13.4.07

Ah...esse cara tem me consumido!

O anti-“Código Da Vinci”

“Maria”, filme de Abel Ferrara que estréia hoje no Brasil, tem um ponto de partida muito semelhante ao de “O código Da Vinci”: a idéia de que Maria Madalena foi uma figura histórica mais importante e mais íntima de Jesus Cristo do que a Igreja Católica nos quer fazer crer. De resto, porém, eles não poderiam ser mais diferentes.
De resto, porém, os filmes não poderiam ser mais diferentes. Embora tenha sido lançado alguns meses antes, “Maria” pode ser visto como a resposta do bom cinema ao marketing de “O código Da Vinci” (e, em menor grau, a outros equívocos recentes como “A Paixão de Cristo” ou “Jesus - A história do nascimento”).
“O código Da Vinci” contenta-se em ser uma ilustração resumida do livro de Dan Brown que o originou, em que um simbologista e uma criptóloga descobrem que Maria Madalena teria se casado com Jesus e gerado descendentes, algo que a ordem religiosa Opus Dei tenta esconder a todo custo.
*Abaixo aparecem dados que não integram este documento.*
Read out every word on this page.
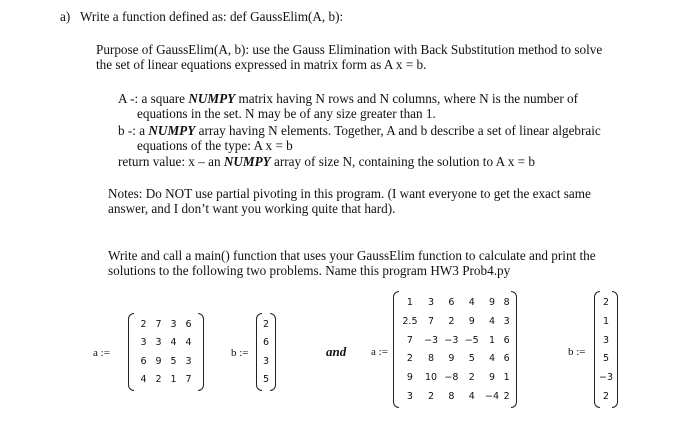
a) Write a function defined as: def GaussElim(A, b):
Purpose of GaussElim(A, b): use the Gauss Elimination with Back Substitution method to solve
the set of linear equations expressed in matrix form as A x = b.
A -: a square NUMPY matrix having N rows and N columns, where N is the number of
equations in the set. N may be of any size greater than 1.
b -: a NUMPY array having N elements. Together, A and b describe a set of linear algebraic
equations of the type: A x = b
return value: x – an NUMPY array of size N, containing the solution to A x = b
Notes: Do NOT use partial pivoting in this program. (I want everyone to get the exact same
answer, and I don’t want you working quite that hard).
Write and call a main() function that uses your GaussElim function to calculate and print the
solutions to the following two problems. Name this program HW3 Prob4.py
a :=
2	7	3	6
3	3	4	4
6	9	5	3
4	2	1	7
b :=
2
6
3
5
and a :=
1	3	6	4	9	8
2.5	7	2	9	4	3
7	−3	−3	−5	1	6
2	8	9	5	4	6
9	10	−8	2	9	1
3	2	8	4	−4	2
b :=
2
1
3
5
−3
2
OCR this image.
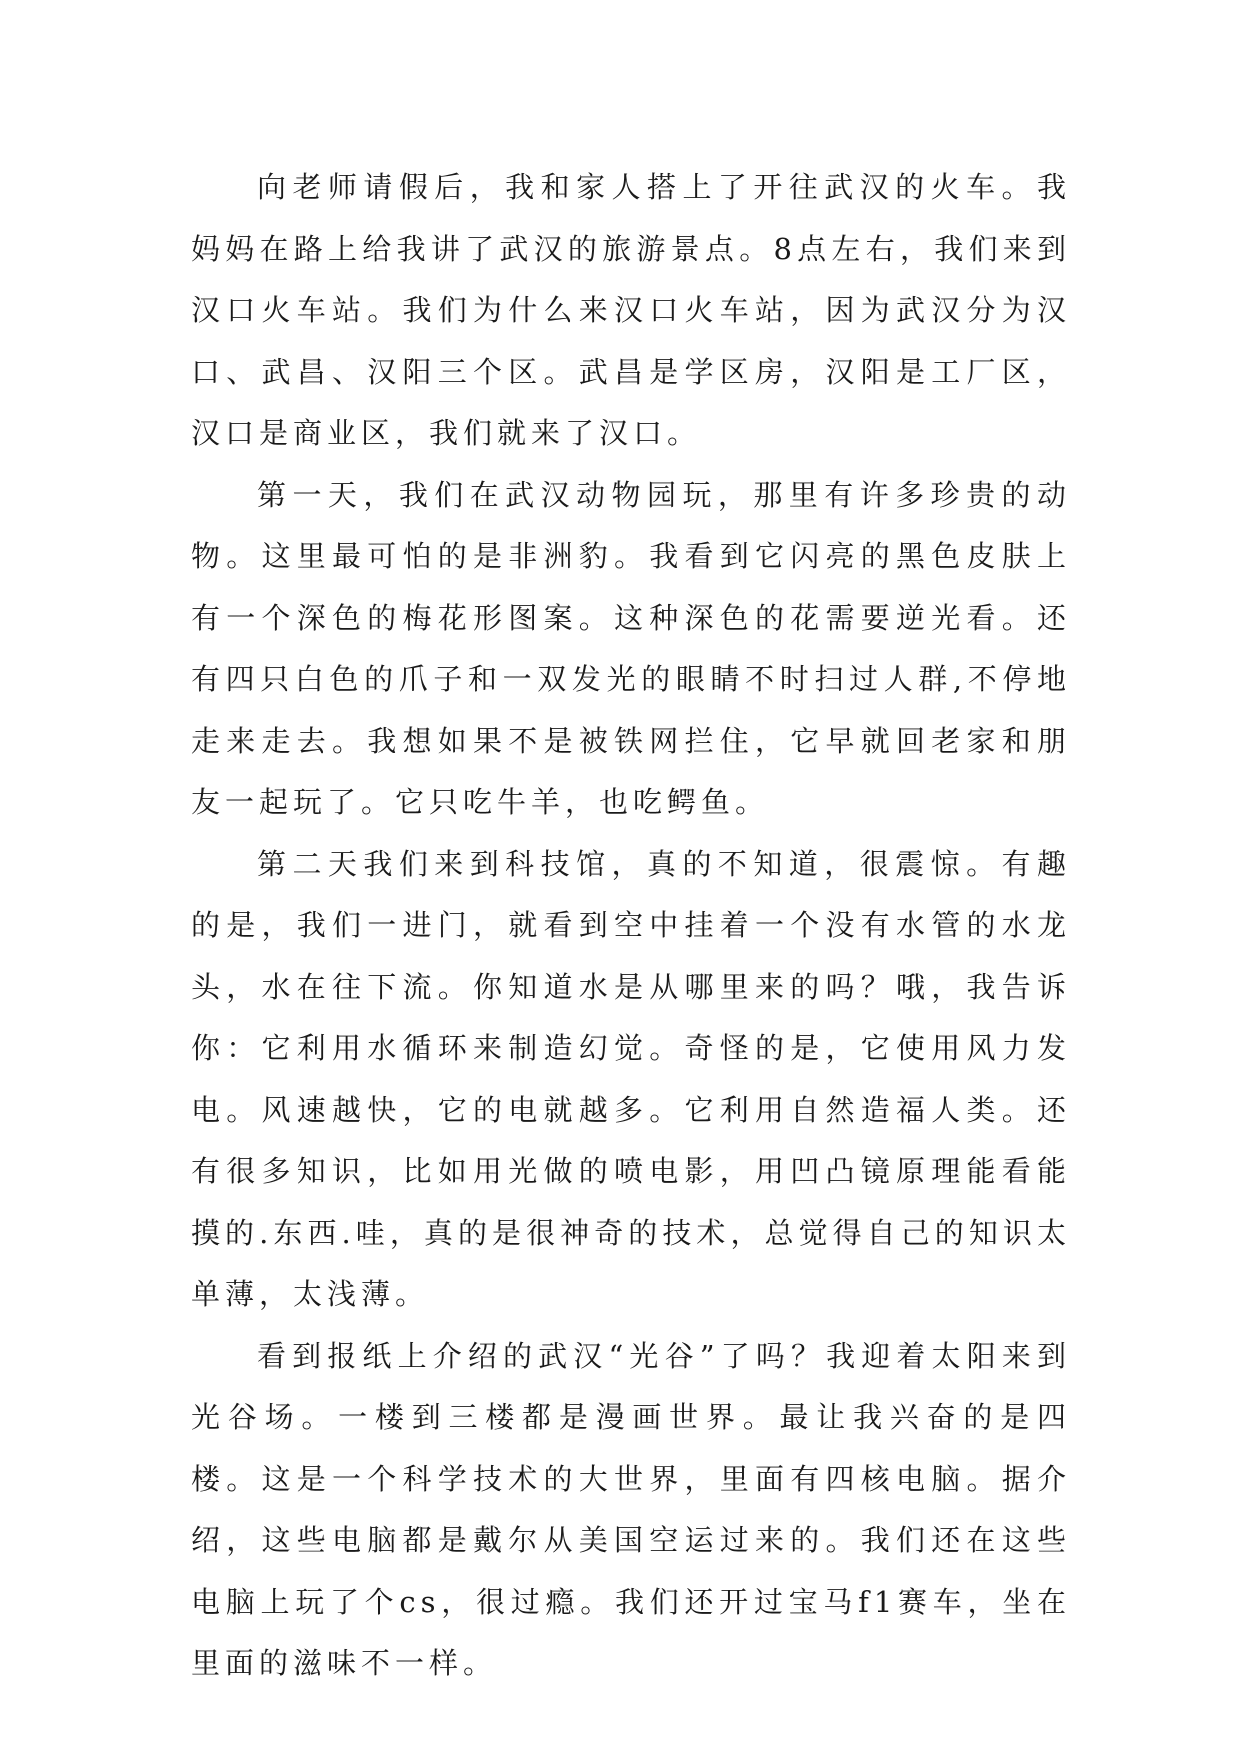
向老师请假后，我和家人搭上了开往武汉的火车。我妈妈在路上给我讲了武汉的旅游景点。8点左右，我们来到汉口火车站。我们为什么来汉口火车站，因为武汉分为汉口、武昌、汉阳三个区。武昌是学区房，汉阳是工厂区，汉口是商业区，我们就来了汉口。

第一天，我们在武汉动物园玩，那里有许多珍贵的动物。这里最可怕的是非洲豹。我看到它闪亮的黑色皮肤上有一个深色的梅花形图案。这种深色的花需要逆光看。还有四只白色的爪子和一双发光的眼睛不时扫过人群,不停地走来走去。我想如果不是被铁网拦住，它早就回老家和朋友一起玩了。它只吃牛羊，也吃鳄鱼。

第二天我们来到科技馆，真的不知道，很震惊。有趣的是，我们一进门，就看到空中挂着一个没有水管的水龙头，水在往下流。你知道水是从哪里来的吗？哦，我告诉你：它利用水循环来制造幻觉。奇怪的是，它使用风力发电。风速越快，它的电就越多。它利用自然造福人类。还有很多知识，比如用光做的喷电影，用凹凸镜原理能看能摸的.东西.哇，真的是很神奇的技术，总觉得自己的知识太单薄，太浅薄。

看到报纸上介绍的武汉“光谷”了吗？我迎着太阳来到光谷场。一楼到三楼都是漫画世界。最让我兴奋的是四楼。这是一个科学技术的大世界，里面有四核电脑。据介绍，这些电脑都是戴尔从美国空运过来的。我们还在这些电脑上玩了个cs，很过瘾。我们还开过宝马f1赛车，坐在里面的滋味不一样。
É um filme convencional, que recorre às fórmulas do thriller policial para encobrir os buracos de sua tese central.
Já “Maria” é uma bem-sucedida mistura de filme narrativo e ensaístico, que prefere semear a dúvida a empurrar certezas. Sua primeira cena é a de um filme dentro do filme, supostamente uma adaptação do Evangelho de Maria. Nele, Maria Madalena surge como o apóstolo mais próximo de Jesus (mas não como sua mulher), o único a quem ele teria revelado certos segredos, algo que é questionado por Pedro.
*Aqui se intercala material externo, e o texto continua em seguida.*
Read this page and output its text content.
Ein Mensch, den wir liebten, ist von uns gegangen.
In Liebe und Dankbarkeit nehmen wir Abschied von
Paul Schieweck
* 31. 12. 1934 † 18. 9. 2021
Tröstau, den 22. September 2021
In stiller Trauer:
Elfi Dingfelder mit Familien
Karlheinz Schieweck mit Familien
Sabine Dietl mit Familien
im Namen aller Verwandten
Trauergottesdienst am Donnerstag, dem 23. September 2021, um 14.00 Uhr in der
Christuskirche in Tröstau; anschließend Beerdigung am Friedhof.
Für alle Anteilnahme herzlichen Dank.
Esse filme dentro do filme será o ponto de intersecção entre os três protagonistas de “Maria”. A atriz Marie Pilesi (Juliette Binoche), que interpreta Maria Madalena, fica de tal forma obcecada com sua personagem que decide permanecer em Jerusalém após o término das filmagens para buscar algum tipo de iluminação espiritual. O diretor Tony Childress (Matthew Modine), que também interpreta Jesus, vê seu filme ser alvo de protestos e ameaças da comunidade católica, inconformada com o revisionismo que ele promove com o Novo Testamento.
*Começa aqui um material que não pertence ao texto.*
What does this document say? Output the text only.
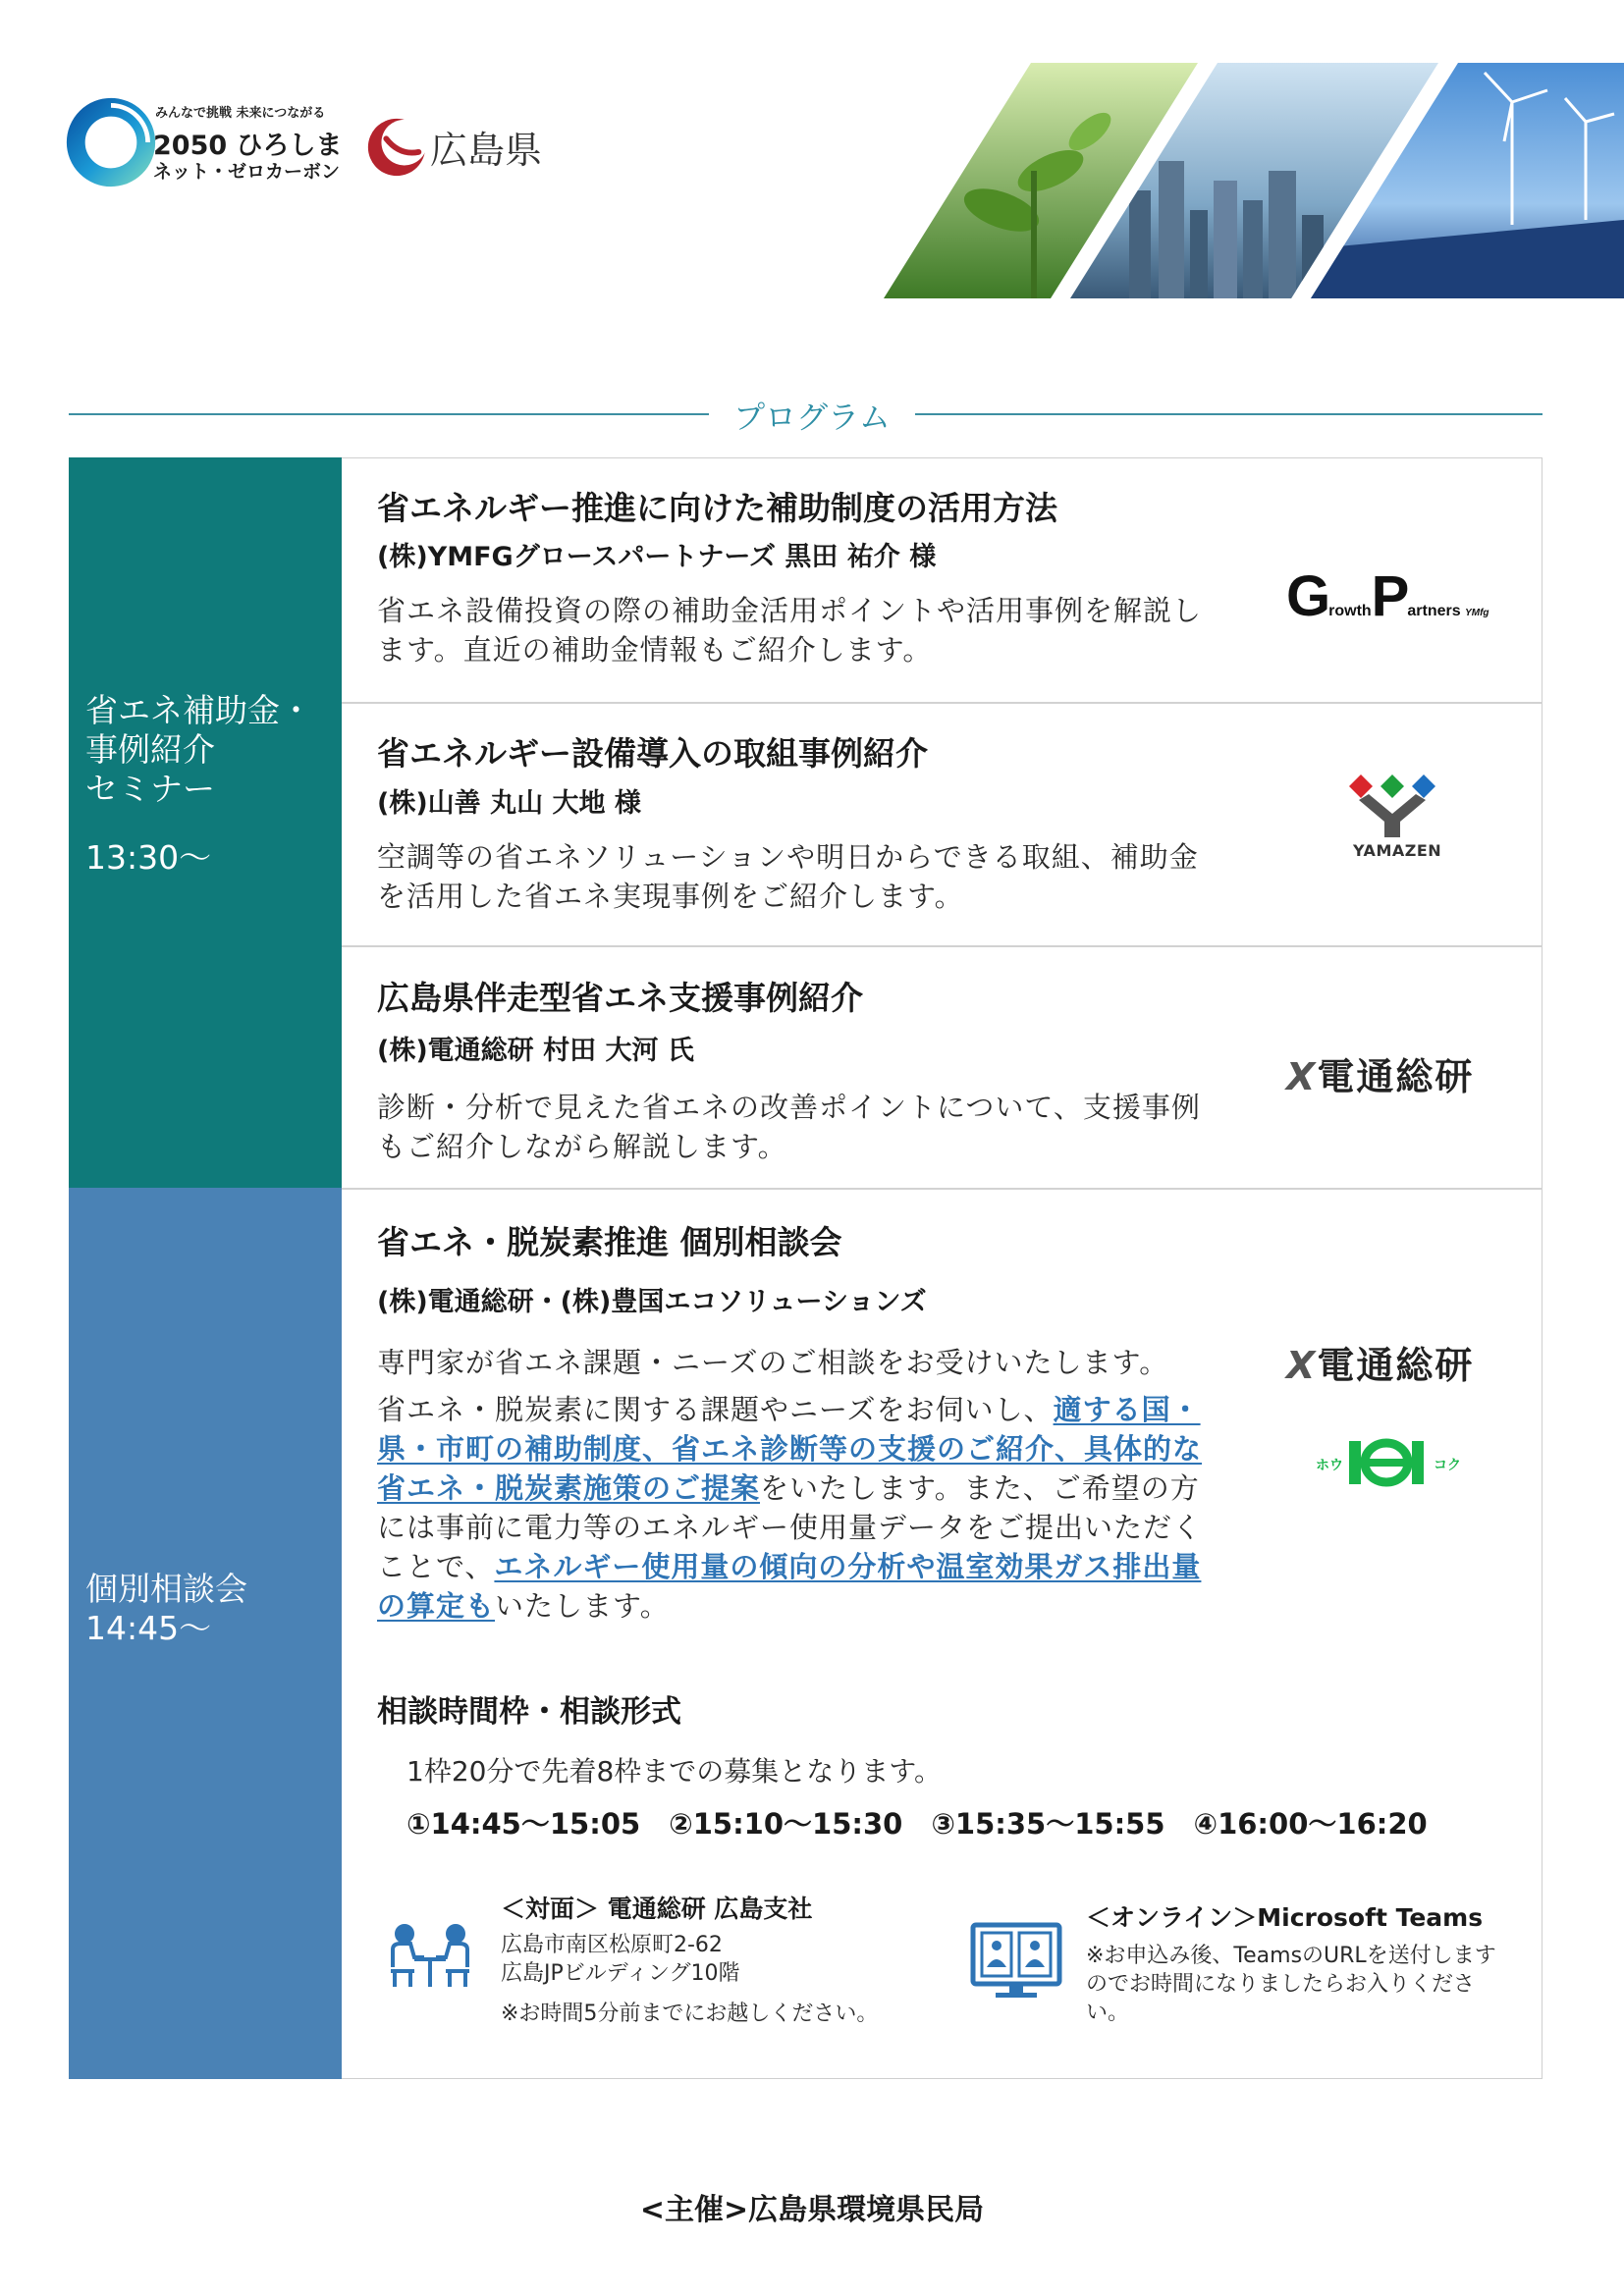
みんなで挑戦 未来につながる
2050 ひろしま
ネット・ゼロカーボン 広島県
プログラム
省エネ補助金・
事例紹介
セミナー
13:30〜
個別相談会
14:45〜
省エネルギー推進に向けた補助制度の活用方法
(株)YMFGグロースパートナーズ 黒田 祐介 様
省エネ設備投資の際の補助金活用ポイントや活用事例を解説します。直近の補助金情報もご紹介します。
GrowthPartners YMfg
省エネルギー設備導入の取組事例紹介
(株)山善 丸山 大地 様
空調等の省エネソリューションや明日からできる取組、補助金を活用した省エネ実現事例をご紹介します。
YAMAZEN
広島県伴走型省エネ支援事例紹介
(株)電通総研 村田 大河 氏
診断・分析で見えた省エネの改善ポイントについて、支援事例もご紹介しながら解説します。
X電通総研
省エネ・脱炭素推進 個別相談会
(株)電通総研・(株)豊国エコソリューションズ
専門家が省エネ課題・ニーズのご相談をお受けいたします。
省エネ・脱炭素に関する課題やニーズをお伺いし、適する国・県・市町の補助制度、省エネ診断等の支援のご紹介、具体的な省エネ・脱炭素施策のご提案をいたします。また、ご希望の方には事前に電力等のエネルギー使用量データをご提出いただくことで、エネルギー使用量の傾向の分析や温室効果ガス排出量の算定もいたします。
X電通総研
ホウ	コク
相談時間枠・相談形式
1枠20分で先着8枠までの募集となります。
①14:45〜15:05　②15:10〜15:30　③15:35〜15:55　④16:00〜16:20
＜対面＞ 電通総研 広島支社
広島市南区松原町2-62
広島JPビルディング10階
※お時間5分前までにお越しください。
＜オンライン＞Microsoft Teams
※お申込み後、TeamsのURLを送付しますのでお時間になりましたらお入りください。
<主催>広島県環境県民局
O último vértice do triângulo é o jornalista Ted Younger (Forest Whitaker), que apresenta um programa de TV sobre a vida de Jesus Cristo e tenta marcar entrevistas com Pilesi e Childress. Sua dedicação ao trabalho (e a outras mulheres) leva a um desgaste em seu casamento com a esposa grávida, que acaba dando à luz a um menino com problemas de saúde quando Ted está ausente.
A questão central de “Maria” é o desejo ou a necessidade de ter fé, e cada personagem lida com a questão de maneira distinta. Marie consegue sair de sua crise pessoal ao abraçar a religião; Tony permanece descrente mesmo depois de interpretar Jesus; Ted só recorre a Deus quando se sente culpado pela doença do filho.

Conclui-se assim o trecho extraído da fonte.